Il va sans dire que le journal de 13h de TF1 [fichier .mov], toujours à l’affût des petits commerces en crise, a dépéché un journaliste (de même, il faut le signaler, que France3 Midi-Pyrénées) :
Sex shop Saint Beat Boulanger
Reportages au format .mov : le boulanger et son sex-shop

Marc Lahon Boulanger photo Eric Cabanis (AFP/AFP)L’utilisation du sex-shop comme outil de pression dans le cadre d’un conflit local me semble être un cas inédit. Elle montre bien le caractère illégitime du magasin, l’idée qu’il est doté d’une capacité de nuisance intrinsèque : “Vous m’embêtez ? J’ouvre un sex-shop !” Il est fort possible que, dans d’autres conflits, ce sont d’autres installations nuisibles qui ont été choisies (élevages de porcs, déchetteries…), mais je n’ai pas d’exemple en tête.
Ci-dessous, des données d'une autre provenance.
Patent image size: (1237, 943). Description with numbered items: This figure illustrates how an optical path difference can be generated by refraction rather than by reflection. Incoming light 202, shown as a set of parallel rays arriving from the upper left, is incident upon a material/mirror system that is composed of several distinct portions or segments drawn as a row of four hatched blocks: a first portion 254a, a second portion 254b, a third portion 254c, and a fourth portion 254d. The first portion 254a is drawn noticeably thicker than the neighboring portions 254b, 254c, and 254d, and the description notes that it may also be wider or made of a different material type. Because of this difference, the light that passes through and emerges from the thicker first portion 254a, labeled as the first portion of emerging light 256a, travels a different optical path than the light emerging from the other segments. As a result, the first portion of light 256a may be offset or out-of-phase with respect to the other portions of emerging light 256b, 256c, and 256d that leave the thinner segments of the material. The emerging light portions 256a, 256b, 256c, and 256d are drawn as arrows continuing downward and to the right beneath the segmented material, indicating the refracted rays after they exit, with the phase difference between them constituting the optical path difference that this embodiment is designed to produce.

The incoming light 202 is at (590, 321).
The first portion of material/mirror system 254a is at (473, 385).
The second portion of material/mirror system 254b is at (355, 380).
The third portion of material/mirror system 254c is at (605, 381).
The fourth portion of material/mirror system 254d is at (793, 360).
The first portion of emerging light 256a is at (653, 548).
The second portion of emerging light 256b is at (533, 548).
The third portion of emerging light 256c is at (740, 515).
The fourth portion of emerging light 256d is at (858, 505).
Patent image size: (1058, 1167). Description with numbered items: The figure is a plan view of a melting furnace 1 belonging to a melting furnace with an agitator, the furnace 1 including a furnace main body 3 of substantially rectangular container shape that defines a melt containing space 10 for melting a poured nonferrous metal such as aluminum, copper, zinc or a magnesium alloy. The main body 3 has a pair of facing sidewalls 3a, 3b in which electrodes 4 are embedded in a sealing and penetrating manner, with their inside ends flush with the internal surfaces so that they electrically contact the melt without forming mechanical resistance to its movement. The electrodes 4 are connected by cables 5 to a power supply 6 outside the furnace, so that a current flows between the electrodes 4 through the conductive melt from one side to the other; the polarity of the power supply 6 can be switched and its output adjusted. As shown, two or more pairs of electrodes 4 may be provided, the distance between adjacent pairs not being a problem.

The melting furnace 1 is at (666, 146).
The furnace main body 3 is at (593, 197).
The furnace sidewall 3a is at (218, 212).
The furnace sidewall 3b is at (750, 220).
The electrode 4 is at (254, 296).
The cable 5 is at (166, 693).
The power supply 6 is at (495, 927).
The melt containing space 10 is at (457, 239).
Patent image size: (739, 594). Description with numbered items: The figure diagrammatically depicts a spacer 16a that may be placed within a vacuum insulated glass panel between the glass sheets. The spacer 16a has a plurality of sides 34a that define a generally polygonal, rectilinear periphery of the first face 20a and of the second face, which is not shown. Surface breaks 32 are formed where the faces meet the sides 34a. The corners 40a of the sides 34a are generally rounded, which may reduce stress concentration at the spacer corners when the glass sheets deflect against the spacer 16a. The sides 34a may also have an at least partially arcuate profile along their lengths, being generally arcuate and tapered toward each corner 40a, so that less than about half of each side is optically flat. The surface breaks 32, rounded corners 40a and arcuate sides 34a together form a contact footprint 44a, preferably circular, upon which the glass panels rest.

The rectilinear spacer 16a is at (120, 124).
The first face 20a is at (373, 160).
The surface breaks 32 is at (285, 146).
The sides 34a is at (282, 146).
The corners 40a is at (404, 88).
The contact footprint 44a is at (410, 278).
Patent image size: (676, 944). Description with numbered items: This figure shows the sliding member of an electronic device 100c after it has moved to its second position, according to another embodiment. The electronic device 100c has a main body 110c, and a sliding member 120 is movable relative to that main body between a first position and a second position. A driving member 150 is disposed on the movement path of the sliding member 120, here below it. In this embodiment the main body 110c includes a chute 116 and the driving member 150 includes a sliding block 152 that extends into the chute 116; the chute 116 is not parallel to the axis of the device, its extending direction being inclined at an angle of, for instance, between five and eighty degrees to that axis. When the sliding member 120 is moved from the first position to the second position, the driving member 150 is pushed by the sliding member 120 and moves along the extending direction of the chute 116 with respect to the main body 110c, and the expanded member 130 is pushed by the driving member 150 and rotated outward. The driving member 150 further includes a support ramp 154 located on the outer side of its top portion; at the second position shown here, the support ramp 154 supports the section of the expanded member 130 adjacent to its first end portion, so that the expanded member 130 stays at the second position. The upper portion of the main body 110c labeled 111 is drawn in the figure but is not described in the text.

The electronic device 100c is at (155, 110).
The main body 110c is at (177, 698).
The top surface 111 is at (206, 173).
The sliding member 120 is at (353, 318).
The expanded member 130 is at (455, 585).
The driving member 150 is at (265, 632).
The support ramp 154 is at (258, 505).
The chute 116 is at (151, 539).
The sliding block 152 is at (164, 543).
Il est aussi fort possible qu’Erving Goffman, le grand sociologue américain, y aurait vu un usage intéressant d’une forme de “stigmate” (retourné, valorisé ou détourné) utilisé dans un but politique, par un non-détenteur originel du stigmate [et, notons-le, qui est déstigmatisé par les journalistes, qui précisent que le boulanger n’est pas un “obsédé sexuel”].
Cette petite affaire est-elle autre chose qu’anecdotique ? Elle montre aussi — par l’exemple — que l’effort de zonage des sex-shops qui prend appuis sur les écoles (pas de sex-shops à moins de 100 mètres — bientot 200 mètres — des écoles) ne fonctionne qu’en zone densément peuplée et est voué à l’échec dans les petites communes sans école.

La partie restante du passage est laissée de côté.